NSX Malware Prevention - Communication Error (Error Code: 502)

Products

VMware vDefend Firewall

Issue/Introduction

Malware Prevention notification with error code: 502
Error message: "Error in communication between MPS components (Security Hub and RAPID) on the transport node.Please check the status of these components on the transport node."

Malware Prevention sending files for proper classification.

Cause

This document outlines the troubleshooting steps for the reported error code 502 in NSX Malware Prevention, indicating communication issues between Security Hub and RAPID components.

Resolution

Verify Service Status on SVM:

Login to the Security Virtual Machine (SVM).
Check the status of Security Hub and RAPID services:
/etc/init.d/nsx-sh status
/etc/init.d/nsx-lastline-rapid status

Security Hub should start RAPID automatically. If either service is down, restart it and capture any errors or warnings.

Additional Information

Troubleshooting Steps: (all the commands can be executed as root user. )

1. Verify Service Status on SVM:

Login to the Security Virtual Machine (SVM).
Check the status of Security Hub and RAPID services:
/etc/init.d/nsx-sh status
/etc/init.d/nsx-lastline-rapid status

Security Hub should start RAPID automatically. If either service is down, restart it and capture any errors or warnings.

2. Verify Docker Container Status on SVMs.

Run 'docker ps' to view the status of Docker containers on the SVM.
Ensure all containers are running. Restarting containers might indicate ingress connectivity issues.
If any container has failed, run

docker inspect--format "{(json.State))" <container name>" (eg: "docker inspect--format "((json.State )}" nsx-lastline-rapid_analyst-sdk-malscape-completion_1")

3. Check for Known Issue (NSX versions 3.2.3, 4.1.0, 4.1.1):

Review the Broadcom Knowledge Base article (KB# https://knowledge.broadcom.com/external/article?legacyld=96444) for a known issue where DNS settings might fail on SVMs deployed using an IP pool.

4. Enable Debug Logs:
For Sucurity-hub and Lastline-Rapid-service

Step 1- Update the log level in /etc/vmware/nsx-sh/sh_config.json (replace 4 with 5)
Step 2- On SVM find the process id of nsx-sh binary using the command: $ps-eaf | grep nsx-sh (#Note the p_id of this process: /opt/vmware/nsx-sh/nsx-sh)
Step 3 Run the following command to send a SIGHUP signal to the process: $ kill -s SIGHUP <Noted p_id of nsx-sh binary>

Step1 Configure log level to RAPID's override.conf
$echo LOG_VERBOSITY_PYTHON=debug>>/config/vmware/nsx-lastline-rapid/conf.d/override.conf

Step 2- Restart RAPID

5. Manual Intervention (Root Required):

Restart the resolvconf service on the SVM: /sbin/service resolvconf restart

Execute /sbin/resolvconf -u to update DNS settings.
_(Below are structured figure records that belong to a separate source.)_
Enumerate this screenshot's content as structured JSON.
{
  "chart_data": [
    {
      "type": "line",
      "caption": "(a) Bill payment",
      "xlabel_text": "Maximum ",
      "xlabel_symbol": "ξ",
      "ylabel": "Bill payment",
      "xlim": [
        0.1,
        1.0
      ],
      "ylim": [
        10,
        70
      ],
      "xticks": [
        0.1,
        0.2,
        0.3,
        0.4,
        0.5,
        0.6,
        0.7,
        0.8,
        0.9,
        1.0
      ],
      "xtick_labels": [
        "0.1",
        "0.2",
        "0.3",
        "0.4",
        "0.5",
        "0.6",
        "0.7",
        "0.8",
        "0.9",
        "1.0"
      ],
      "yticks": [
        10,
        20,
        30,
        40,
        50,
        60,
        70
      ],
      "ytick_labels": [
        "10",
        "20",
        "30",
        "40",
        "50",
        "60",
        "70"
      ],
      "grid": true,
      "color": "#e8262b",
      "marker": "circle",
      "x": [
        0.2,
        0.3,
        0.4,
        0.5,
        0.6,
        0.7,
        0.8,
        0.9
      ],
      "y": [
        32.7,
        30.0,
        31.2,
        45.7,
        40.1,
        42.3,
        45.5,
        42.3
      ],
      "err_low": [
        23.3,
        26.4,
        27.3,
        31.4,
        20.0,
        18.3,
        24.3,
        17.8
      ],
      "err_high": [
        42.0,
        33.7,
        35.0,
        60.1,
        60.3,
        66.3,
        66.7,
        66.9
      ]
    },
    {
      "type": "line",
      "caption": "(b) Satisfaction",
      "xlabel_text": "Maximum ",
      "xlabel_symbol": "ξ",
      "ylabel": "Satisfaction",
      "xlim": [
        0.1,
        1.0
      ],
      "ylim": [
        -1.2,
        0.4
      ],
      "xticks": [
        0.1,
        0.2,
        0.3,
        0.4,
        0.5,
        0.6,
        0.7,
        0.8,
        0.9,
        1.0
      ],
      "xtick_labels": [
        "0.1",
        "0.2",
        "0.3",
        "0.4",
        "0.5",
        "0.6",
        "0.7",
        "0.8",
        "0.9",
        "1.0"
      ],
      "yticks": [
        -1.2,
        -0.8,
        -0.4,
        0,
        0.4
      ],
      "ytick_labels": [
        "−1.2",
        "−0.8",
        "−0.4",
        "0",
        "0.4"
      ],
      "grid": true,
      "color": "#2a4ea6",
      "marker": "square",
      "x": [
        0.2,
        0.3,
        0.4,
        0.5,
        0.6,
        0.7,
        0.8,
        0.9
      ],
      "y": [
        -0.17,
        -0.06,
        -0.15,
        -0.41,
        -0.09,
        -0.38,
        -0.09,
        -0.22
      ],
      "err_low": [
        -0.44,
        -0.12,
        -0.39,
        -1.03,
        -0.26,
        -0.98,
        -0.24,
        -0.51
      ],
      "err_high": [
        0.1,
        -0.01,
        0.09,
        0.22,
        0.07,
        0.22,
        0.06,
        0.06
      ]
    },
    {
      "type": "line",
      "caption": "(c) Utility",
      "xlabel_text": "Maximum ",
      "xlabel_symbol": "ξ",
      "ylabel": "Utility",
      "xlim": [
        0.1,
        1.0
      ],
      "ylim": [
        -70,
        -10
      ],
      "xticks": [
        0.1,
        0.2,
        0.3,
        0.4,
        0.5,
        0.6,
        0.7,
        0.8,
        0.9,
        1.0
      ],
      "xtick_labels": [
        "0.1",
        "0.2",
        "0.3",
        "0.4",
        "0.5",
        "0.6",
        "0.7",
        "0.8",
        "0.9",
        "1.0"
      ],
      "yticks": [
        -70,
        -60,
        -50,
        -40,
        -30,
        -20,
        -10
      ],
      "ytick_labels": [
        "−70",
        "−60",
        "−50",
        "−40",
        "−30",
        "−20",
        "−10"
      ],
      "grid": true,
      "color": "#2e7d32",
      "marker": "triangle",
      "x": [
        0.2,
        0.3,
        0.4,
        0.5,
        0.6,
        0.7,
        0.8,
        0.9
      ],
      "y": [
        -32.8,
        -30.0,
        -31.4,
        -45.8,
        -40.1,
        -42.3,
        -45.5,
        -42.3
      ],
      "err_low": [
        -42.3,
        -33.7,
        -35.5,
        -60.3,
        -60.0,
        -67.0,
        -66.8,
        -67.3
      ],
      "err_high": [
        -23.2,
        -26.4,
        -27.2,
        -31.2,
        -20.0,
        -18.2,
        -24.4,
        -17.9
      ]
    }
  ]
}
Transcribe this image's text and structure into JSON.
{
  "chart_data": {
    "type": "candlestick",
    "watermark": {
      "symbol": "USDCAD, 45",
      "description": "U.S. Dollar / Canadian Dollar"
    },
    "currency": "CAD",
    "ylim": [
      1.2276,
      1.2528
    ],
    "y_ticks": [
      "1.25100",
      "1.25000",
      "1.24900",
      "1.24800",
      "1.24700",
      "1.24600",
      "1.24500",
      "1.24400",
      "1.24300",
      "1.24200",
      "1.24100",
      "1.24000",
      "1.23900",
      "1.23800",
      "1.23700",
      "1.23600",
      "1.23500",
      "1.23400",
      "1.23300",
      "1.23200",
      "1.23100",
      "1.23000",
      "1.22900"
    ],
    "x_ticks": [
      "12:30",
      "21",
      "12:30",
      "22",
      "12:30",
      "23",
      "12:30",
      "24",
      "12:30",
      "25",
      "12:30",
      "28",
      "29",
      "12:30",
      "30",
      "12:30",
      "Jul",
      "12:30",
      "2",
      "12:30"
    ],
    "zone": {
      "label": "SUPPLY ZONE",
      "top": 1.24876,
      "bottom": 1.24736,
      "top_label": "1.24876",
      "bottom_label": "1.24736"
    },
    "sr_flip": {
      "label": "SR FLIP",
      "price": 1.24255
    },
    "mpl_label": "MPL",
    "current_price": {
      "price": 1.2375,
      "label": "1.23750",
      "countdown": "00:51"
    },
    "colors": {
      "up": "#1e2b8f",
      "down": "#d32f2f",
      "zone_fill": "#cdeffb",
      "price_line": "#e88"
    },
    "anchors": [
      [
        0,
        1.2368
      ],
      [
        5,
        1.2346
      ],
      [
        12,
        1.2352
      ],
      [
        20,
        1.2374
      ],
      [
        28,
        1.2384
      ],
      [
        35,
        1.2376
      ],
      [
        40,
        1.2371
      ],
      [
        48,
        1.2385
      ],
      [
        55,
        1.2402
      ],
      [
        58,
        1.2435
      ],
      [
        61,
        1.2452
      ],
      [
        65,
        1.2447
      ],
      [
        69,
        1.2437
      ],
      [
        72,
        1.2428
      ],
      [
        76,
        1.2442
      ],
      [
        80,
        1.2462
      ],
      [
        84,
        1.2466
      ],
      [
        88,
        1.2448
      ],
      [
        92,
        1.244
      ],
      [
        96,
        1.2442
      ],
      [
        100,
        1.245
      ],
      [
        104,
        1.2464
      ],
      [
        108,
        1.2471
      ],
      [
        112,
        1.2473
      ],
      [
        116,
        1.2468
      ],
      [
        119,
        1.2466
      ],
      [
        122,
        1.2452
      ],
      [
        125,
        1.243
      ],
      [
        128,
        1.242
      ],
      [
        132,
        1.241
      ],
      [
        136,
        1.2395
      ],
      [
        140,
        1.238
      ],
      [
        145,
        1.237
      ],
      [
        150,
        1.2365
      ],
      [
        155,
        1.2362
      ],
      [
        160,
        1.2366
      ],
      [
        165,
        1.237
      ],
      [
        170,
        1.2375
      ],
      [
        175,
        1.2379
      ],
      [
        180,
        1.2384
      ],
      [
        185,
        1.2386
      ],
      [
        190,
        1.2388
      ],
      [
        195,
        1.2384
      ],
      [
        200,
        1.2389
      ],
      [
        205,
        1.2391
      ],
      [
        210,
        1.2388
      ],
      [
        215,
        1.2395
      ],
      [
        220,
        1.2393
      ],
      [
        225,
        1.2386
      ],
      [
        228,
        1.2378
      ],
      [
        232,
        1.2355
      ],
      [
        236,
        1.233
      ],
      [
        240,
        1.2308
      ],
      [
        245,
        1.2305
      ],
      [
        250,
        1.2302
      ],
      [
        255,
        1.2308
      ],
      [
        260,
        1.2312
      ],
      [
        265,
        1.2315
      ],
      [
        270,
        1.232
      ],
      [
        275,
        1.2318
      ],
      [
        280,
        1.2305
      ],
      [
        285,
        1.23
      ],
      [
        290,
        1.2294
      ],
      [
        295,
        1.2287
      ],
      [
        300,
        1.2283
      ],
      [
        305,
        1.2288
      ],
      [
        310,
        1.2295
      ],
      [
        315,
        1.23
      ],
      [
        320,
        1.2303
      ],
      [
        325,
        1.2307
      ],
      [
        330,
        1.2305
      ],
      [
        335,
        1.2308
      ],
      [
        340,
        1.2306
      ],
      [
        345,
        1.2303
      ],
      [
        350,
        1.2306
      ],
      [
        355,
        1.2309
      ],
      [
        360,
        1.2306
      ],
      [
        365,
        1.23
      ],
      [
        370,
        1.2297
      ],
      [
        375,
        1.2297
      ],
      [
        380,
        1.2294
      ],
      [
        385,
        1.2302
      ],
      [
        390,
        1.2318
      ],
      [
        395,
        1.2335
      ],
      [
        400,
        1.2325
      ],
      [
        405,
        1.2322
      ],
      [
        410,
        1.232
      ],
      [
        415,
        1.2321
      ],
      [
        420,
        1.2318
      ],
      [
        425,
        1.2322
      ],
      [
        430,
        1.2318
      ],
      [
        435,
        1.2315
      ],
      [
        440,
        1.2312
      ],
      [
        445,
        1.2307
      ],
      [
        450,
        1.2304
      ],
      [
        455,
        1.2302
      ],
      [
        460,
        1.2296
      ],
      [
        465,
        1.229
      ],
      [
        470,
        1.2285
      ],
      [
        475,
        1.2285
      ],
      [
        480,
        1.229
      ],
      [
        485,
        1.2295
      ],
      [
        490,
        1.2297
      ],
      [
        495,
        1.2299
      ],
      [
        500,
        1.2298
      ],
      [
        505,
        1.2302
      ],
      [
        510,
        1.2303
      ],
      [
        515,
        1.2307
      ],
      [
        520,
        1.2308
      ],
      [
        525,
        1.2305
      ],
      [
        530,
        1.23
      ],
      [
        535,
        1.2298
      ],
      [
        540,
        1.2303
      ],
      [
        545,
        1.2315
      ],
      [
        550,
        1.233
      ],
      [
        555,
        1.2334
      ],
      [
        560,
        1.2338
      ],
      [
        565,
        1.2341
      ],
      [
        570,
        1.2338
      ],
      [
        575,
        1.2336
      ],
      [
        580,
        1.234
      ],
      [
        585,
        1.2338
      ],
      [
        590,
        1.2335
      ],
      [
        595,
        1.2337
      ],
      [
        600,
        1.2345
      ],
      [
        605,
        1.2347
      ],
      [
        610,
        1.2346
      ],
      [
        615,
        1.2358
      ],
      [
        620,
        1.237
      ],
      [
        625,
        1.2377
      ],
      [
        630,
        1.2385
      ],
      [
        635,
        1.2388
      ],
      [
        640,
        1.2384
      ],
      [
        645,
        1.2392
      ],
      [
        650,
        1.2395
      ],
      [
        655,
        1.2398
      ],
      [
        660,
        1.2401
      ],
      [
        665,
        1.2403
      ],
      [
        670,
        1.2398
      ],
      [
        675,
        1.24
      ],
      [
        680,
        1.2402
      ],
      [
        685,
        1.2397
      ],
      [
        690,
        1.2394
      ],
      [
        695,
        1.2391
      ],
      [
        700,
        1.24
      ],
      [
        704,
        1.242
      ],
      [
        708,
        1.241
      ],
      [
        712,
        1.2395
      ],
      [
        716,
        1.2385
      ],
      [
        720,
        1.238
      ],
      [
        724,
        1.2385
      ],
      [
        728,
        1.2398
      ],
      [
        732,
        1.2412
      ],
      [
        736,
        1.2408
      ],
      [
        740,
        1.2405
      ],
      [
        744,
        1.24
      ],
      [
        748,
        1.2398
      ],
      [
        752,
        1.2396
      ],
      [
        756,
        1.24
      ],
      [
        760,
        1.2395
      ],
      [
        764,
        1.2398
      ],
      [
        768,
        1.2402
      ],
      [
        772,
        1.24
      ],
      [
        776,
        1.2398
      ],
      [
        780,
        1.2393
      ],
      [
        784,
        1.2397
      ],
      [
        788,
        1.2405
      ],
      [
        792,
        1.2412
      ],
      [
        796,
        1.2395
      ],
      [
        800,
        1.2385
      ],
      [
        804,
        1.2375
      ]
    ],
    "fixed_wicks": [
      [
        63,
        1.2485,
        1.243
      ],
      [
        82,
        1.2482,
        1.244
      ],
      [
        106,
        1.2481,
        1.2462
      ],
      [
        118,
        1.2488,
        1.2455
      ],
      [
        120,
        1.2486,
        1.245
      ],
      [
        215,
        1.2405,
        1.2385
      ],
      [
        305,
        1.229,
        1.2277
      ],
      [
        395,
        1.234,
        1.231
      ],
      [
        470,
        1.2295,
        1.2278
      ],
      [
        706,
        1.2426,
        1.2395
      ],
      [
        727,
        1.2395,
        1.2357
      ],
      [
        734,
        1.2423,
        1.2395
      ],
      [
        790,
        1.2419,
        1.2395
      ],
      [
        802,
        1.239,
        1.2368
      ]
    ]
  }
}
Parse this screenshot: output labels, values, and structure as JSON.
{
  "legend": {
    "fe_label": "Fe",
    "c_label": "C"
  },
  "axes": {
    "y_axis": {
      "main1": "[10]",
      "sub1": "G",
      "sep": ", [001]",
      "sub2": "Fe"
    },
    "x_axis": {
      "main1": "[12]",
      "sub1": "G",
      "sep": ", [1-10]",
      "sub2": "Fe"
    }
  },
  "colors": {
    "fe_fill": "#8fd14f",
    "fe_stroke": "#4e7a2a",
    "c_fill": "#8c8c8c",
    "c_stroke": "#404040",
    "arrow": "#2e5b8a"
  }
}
6. Collect Support Bundle:
for svm admin access- https://docs.vmware.com/en/VMware-NSX/4.2/administration/GUID-E2DAD6E5-0984-41FB-BF6A-9BD8C288683B.html

On the SVM, generate a support bundle: SVM> get support-bundle file <filename.tgz>
Transfer the bundle to a remote machine using SVM> copy file svm-support-bundle.tgz url scp://admin@<remote_ip>/<destination_directory>.

7. Next Steps:

If the issue persists after following these steps, collect all the information gathered during troubleshooting (service status, container logs, debug logs, and support bundle) and open a service request.

all the commands can be executed as root user.